Рукоделием занимались и спутницы Петра, у них тоже имелись подобные инструменты. Однако находка была явно не из дешевых: изящная перламутровая ручка с инкрустацией говорила, что хозяйка сего предмета весьма обеспеченная дама. Поэтому вполне логично было, что от Софьи Михайловны не отводили взгляда. Та не собиралась признавать находку своей.
– Молодые люди, я никогда ничего не теряю, – с металлом в голосе произнесла она. И в самом деле Вожжинская отличалась большой аккуратностью. Она любила сидеть с пяльцами на веранде или в малой гостиной, и всегда вокруг нее был идеальный порядок. Не было случая, чтобы она что-нибудь забыла или после нее осталась хоть ниточка. Однако Железманову было не занимать настойчивости:
– И все же я попрошу посмотреть повнимательнее.
С большим недовольством дама взяла находку в руки. Повертела, и на ее лице стало проявляться недоумение.
– Очень похоже на то, которым пользуюсь я, – наконец признала она. – Но мое у меня. – При этом женщина дотронулась пальцами до шатлена, где среди прочих висел футляр для шила.

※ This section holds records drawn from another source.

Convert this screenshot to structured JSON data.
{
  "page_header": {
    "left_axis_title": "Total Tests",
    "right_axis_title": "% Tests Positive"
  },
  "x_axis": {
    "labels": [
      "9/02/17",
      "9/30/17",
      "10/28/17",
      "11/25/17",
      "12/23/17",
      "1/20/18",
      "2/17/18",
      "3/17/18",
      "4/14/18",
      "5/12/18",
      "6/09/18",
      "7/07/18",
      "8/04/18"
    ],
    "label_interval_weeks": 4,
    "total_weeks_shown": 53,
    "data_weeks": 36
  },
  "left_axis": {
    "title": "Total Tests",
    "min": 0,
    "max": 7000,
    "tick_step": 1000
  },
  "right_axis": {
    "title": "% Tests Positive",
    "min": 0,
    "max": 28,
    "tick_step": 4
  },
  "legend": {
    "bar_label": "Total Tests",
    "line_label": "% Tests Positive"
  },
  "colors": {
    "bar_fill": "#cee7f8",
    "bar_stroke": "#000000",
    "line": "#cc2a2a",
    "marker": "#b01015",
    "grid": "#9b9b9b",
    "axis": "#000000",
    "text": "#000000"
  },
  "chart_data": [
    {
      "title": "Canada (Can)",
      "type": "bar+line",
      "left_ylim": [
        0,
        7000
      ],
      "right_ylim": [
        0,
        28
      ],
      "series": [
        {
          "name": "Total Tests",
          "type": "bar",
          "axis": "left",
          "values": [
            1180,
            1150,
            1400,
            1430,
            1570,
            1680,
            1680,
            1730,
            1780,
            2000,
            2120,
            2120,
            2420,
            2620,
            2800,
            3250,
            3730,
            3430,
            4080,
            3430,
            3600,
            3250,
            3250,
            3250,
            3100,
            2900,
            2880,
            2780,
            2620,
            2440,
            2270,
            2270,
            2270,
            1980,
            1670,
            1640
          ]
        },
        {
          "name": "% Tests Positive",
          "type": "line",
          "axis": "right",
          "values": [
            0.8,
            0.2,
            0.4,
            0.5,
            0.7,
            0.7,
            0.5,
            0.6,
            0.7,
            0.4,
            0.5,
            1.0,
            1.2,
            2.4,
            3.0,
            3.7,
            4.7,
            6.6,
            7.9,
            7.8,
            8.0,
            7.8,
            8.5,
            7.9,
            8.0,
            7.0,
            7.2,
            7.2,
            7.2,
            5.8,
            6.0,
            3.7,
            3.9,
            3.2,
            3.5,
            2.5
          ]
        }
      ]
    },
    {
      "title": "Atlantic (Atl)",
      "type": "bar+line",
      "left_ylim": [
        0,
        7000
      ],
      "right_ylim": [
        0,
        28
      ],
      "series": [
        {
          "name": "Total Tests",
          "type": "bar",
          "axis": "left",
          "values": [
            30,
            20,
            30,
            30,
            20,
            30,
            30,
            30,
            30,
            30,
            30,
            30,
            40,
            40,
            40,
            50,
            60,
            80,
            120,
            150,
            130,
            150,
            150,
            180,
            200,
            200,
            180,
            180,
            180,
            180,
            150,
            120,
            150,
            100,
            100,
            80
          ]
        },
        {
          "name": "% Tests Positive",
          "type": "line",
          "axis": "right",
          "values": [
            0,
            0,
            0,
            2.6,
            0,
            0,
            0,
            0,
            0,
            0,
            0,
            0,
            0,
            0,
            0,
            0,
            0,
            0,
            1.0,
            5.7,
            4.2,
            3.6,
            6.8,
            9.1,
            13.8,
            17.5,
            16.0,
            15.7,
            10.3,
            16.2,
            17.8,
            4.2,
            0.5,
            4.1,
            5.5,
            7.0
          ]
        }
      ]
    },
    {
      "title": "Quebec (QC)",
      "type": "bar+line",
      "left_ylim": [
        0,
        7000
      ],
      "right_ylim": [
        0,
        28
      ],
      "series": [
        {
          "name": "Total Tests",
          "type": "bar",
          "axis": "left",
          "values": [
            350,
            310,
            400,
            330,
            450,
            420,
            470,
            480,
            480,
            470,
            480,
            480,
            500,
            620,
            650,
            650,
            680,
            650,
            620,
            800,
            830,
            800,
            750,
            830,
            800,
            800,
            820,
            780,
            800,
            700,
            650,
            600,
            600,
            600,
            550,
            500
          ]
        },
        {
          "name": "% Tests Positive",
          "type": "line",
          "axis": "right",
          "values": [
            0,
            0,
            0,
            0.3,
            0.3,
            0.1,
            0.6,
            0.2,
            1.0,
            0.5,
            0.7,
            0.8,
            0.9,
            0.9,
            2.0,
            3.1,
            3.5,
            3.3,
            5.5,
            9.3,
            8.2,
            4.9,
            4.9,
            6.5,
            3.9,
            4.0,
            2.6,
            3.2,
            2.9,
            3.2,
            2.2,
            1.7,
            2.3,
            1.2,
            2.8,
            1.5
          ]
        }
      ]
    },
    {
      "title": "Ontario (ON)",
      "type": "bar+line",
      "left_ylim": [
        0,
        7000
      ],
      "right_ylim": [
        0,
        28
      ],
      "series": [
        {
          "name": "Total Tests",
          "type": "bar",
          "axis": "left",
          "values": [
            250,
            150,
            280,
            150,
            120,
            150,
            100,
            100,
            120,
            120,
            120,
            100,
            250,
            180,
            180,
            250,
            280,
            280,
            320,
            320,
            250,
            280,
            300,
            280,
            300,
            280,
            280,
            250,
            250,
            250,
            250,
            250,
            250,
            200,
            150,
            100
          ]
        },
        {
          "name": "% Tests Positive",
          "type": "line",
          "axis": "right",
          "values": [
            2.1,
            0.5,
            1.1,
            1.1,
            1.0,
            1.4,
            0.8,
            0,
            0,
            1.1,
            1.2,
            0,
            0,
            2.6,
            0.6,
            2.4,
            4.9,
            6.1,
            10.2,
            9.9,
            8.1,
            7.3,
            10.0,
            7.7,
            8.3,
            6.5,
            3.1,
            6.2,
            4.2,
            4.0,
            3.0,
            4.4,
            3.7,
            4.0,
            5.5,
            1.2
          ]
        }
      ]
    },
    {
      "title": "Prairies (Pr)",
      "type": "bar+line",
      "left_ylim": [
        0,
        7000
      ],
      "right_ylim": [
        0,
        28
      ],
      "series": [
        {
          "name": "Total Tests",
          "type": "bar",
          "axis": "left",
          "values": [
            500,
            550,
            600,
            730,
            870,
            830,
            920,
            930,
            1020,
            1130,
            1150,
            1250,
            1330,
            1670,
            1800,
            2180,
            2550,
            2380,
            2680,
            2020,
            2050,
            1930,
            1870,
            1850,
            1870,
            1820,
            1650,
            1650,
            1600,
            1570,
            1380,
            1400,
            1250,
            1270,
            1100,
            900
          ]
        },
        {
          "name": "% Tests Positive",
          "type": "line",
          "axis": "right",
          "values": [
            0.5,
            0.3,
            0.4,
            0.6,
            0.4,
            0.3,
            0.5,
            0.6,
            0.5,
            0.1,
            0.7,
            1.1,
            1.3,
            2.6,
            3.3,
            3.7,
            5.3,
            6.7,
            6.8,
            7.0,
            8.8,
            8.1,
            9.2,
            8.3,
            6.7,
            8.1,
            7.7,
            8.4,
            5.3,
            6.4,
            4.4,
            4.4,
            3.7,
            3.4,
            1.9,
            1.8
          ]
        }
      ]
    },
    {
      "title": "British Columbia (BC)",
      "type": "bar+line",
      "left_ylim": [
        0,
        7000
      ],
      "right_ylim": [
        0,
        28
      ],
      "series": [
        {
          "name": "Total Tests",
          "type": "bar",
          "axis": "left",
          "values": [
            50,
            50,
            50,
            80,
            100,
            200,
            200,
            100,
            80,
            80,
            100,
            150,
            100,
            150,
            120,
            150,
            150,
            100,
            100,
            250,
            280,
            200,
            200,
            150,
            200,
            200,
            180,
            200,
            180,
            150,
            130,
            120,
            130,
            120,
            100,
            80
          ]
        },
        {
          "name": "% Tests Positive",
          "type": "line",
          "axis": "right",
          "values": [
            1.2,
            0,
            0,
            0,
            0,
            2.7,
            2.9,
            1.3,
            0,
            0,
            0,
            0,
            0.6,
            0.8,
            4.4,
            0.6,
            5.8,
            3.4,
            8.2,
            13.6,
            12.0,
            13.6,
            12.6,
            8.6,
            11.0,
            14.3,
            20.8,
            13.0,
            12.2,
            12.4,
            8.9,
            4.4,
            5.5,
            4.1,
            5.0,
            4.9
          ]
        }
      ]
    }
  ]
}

– А это нельзя проверить? – настаивал Железманов.
Недовольство на лице достигло крайней степени, но Петр продолжал стоять рядом. И все остальные обитатели Ноева ковчега тоже смотрели на пожилую даму. Под тяжестью взглядов та с возмущением начала нервно отвинчивать колпачок от футляра.
– Вот смотрите, – воскликнула аристократка, протягивая всем футляр, и даже не сразу заметила самое главное: футляр был пуст!!!
– А как давно вы пользовались этим инструментом в последний раз? – спросил Железманов. Опять спросил автоматически, он не ведет следствие, но профессиональные привычки вылезали помимо его воли. Впрочем, результат был нулевой. Пожилая рукодельница заявила, что последний раз пользовалась своим инструментом несколько дней назад. А потом не открывала футляр, в котором он хранился.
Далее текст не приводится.